This past weekend I was able to attend the keynote at Hippocamp and it was exactly what I needed to hear. I’ve written a couple pages of proposed book #2 and wasn’t “feeling it”. It felt like a lame account of memories that weren’t collected in detail and wouldn’t be of much use to anyone but myself. I learned more about creative nonfiction and the way to write a more lucrative and compelling book using science and other methods. Suddenly, the ideas that had been swarming around in my brain clicked! I’m now working with my friend Susan to figure out how to outline the book and search for an agent and ultimately a publisher. I have a lot of groundwork to lay down but just the fact that I finally have some goals makes me super excited if not intimidated and overwhelmed.

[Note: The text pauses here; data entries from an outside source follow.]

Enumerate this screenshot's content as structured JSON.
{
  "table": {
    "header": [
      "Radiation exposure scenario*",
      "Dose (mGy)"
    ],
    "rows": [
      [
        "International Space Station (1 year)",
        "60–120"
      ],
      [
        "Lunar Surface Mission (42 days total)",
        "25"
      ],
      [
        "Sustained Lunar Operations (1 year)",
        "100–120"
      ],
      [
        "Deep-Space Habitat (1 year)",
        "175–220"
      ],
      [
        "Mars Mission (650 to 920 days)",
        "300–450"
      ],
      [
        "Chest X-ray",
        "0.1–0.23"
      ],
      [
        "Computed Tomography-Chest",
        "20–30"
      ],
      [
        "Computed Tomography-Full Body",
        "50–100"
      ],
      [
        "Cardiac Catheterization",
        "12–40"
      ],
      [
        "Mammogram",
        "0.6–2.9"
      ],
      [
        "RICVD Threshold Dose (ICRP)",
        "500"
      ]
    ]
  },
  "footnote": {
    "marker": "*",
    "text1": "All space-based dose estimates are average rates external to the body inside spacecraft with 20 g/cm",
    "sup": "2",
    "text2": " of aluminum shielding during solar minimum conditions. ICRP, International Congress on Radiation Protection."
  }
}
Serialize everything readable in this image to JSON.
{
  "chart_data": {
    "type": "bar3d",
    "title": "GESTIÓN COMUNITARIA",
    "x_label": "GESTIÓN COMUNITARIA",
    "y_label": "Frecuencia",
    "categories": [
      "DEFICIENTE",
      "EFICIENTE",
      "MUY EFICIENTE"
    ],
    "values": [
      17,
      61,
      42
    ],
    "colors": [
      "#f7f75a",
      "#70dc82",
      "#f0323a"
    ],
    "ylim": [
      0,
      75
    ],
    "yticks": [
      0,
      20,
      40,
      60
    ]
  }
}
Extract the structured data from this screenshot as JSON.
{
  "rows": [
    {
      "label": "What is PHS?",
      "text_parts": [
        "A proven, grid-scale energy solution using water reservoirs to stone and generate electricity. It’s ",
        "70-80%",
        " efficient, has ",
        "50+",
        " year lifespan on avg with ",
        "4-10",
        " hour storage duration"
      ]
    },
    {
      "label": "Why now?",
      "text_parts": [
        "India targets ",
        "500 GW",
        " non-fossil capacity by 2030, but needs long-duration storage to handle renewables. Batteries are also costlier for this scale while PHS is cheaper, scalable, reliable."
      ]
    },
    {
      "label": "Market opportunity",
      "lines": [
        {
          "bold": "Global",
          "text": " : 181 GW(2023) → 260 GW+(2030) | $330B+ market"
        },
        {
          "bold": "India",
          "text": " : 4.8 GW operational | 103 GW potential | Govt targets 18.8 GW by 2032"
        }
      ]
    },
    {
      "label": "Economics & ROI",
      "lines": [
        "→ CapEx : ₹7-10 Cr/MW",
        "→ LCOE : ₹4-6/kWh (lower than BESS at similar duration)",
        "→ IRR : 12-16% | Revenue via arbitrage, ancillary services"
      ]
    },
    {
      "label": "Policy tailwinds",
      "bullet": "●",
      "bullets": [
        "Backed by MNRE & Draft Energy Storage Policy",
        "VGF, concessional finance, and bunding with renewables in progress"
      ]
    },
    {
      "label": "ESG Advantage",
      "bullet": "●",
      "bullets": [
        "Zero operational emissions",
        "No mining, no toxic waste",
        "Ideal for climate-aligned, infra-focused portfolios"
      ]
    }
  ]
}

My life has typically been an open book on this blog – especially as it relates to grief and widowhood. Nearly 7 years out I find myself keeping my grief and feelings tucked closer to me. Walls go up. I become hardened with it and that’s never been healthy for me. I find myself in a quiet, silent grief at times. I want to share, yet I don’t want to have to face the questions, the sympathy, the empathy, the constant concern.

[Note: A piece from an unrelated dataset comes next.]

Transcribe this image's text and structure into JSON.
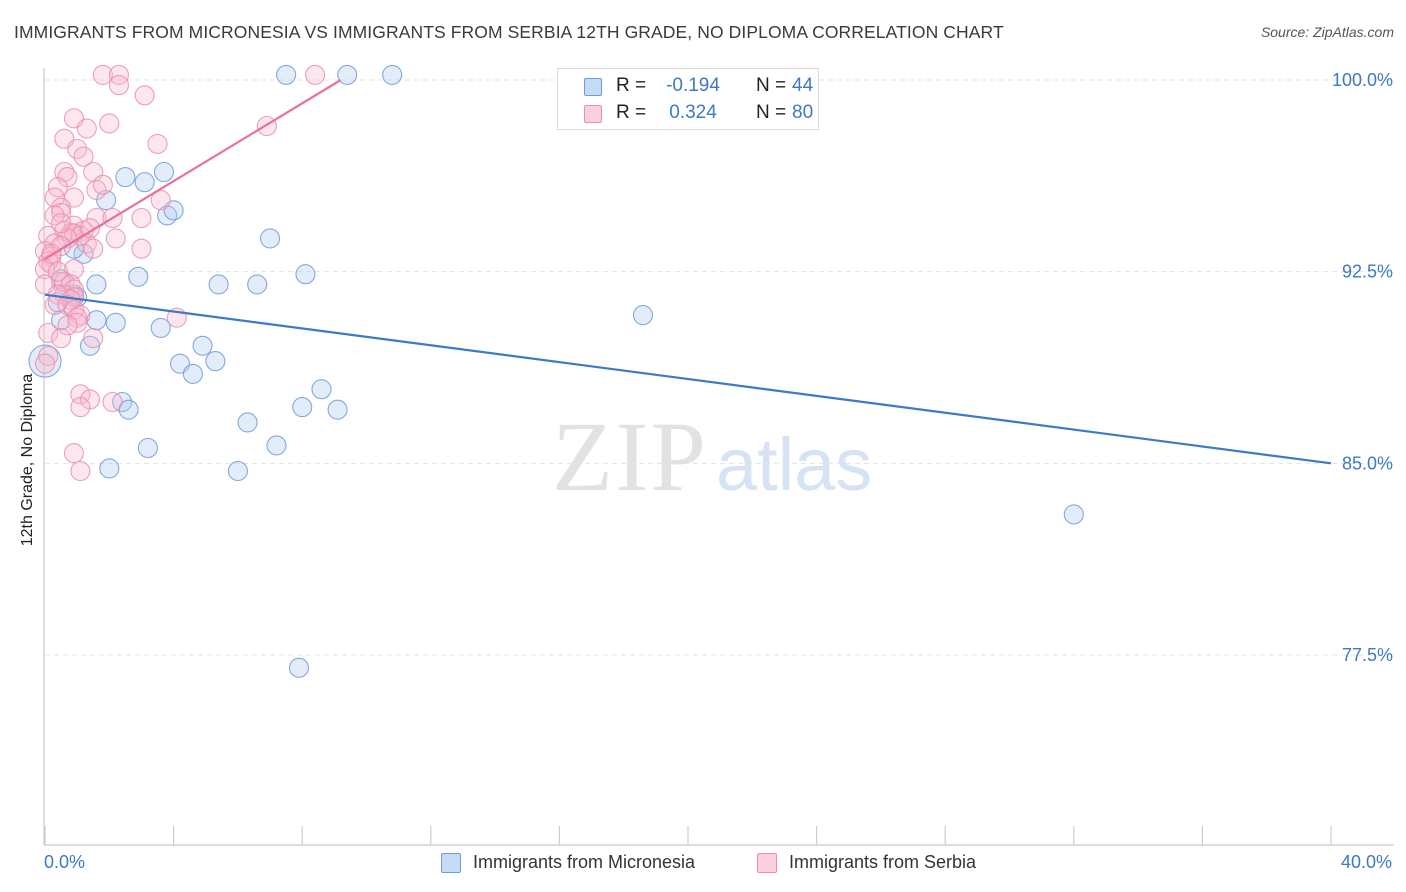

I began therapy again earlier this year when I felt like I had some unresolved issues. The timing couldn’t have been more perfect as I would begin to face some trials in my life that weren’t anticipated. My therapist has been great to talk to and we’ve come up with a few goals. They are to find contentedness in my every day life and to work on being empathetic to others.

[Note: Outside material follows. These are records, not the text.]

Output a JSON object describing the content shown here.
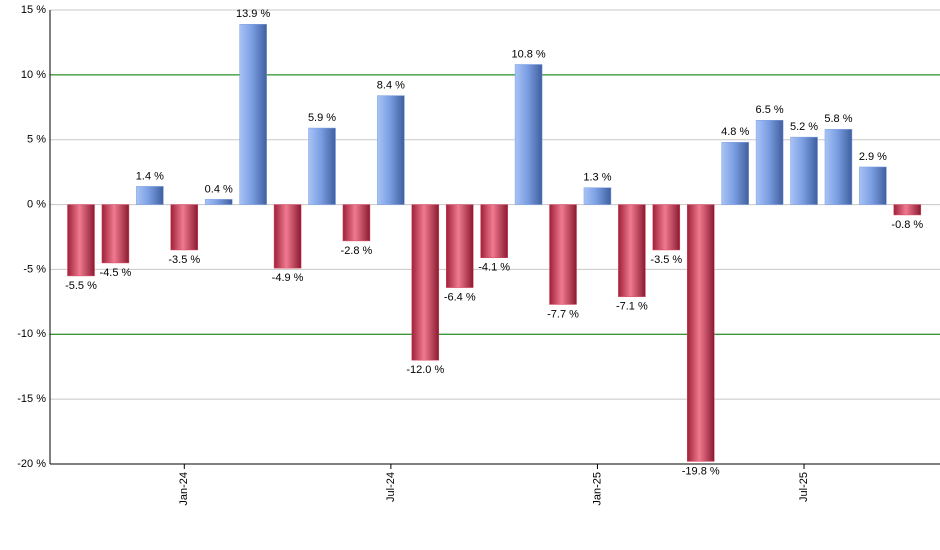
{
  "chart_data": {
    "type": "bar",
    "categories": [
      null,
      null,
      null,
      "Jan-24",
      null,
      null,
      null,
      null,
      null,
      "Jul-24",
      null,
      null,
      null,
      null,
      null,
      "Jan-25",
      null,
      null,
      null,
      null,
      null,
      "Jul-25",
      null,
      null,
      null
    ],
    "values": [
      -5.5,
      -4.5,
      1.4,
      -3.5,
      0.4,
      13.9,
      -4.9,
      5.9,
      -2.8,
      8.4,
      -12.0,
      -6.4,
      -4.1,
      10.8,
      -7.7,
      1.3,
      -7.1,
      -3.5,
      -19.8,
      4.8,
      6.5,
      5.2,
      5.8,
      2.9,
      -0.8
    ],
    "value_labels": [
      "-5.5 %",
      "-4.5 %",
      "1.4 %",
      "-3.5 %",
      "0.4 %",
      "13.9 %",
      "-4.9 %",
      "5.9 %",
      "-2.8 %",
      "8.4 %",
      "-12.0 %",
      "-6.4 %",
      "-4.1 %",
      "10.8 %",
      "-7.7 %",
      "1.3 %",
      "-7.1 %",
      "-3.5 %",
      "-19.8 %",
      "4.8 %",
      "6.5 %",
      "5.2 %",
      "5.8 %",
      "2.9 %",
      "-0.8 %"
    ],
    "positive_color": "#7b9fe3",
    "negative_color": "#d84560",
    "ylim": [
      -20,
      15
    ],
    "yticks": [
      {
        "value": -20,
        "label": "-20 %"
      },
      {
        "value": -15,
        "label": "-15 %"
      },
      {
        "value": -10,
        "label": "-10 %"
      },
      {
        "value": -5,
        "label": "-5 %"
      },
      {
        "value": 0,
        "label": "0 %"
      },
      {
        "value": 5,
        "label": "5 %"
      },
      {
        "value": 10,
        "label": "10 %"
      },
      {
        "value": 15,
        "label": "15 %"
      }
    ],
    "grid": true,
    "grid_color": "#c8c8c8",
    "accent_lines": [
      10,
      -10
    ],
    "accent_color": "#008000"
  }
}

My grief has been very selfish for a long time. Despite giving back to the community that helped me, it can be very difficult for me to relate to others in their own grief. I would often compare; I still do. I know part of it is just human but part of it is what I feel is a bit of my hardened soul. Parts of me that have clamped up to keep the grief away. That just doesn’t work. I’m trying hard to tear down those layers and feel exposed in all of my feelings and I won’t lie – I feel depressed and sad. And when I feel that way, it’s really, really difficult to find contentedness.
This summer has reminded me that we never know what is going on in other’s life. We can never know what they can’t share with us, what they’re battling, why they ache, the desires of their heart, the strains in their lives, the daily hurts they face. There’s so much we don’t often share with one another. Those silent griefs.
These reminders are teaching me the empathy that I longed to find again; the relief in knowing I’m not alone even if no one is talking about it. I don’t know what I need to seek to find quiet and pause in being content. My girlfriend calls it my 5 year itch of wanting to change everything in my life. I guess it’s another re-evaluation of what has brought me to this point in my life, or what I want to see ahead. The struggle in planning for the future is just when you think you have it figured out *monkey wrench* and then you’re left not knowing what ground you’re standing upon. It’s very frustrating and it adds to the depression. The unknown is always lurking and it can be difficult to see the unknown as possibility instead of worry.
When I thought life would be like as a 31 year old woman did not include the challenges I have faced. It’s depressing to think what I’ve been through in this short time. I can try to swing it positive like I’m learning life lessons and my new outlook on life has been inspired by trauma, but ultimately the pain sometimes washes that all that hope away. Life is an open book – the universe has me on a course and it’s of no use to worry or predict its future. But I can refocus and embrace the things I know to be true: good things happen after trauma. Life moves forward. Unexpected things can be good. And above all…it’s good to be here.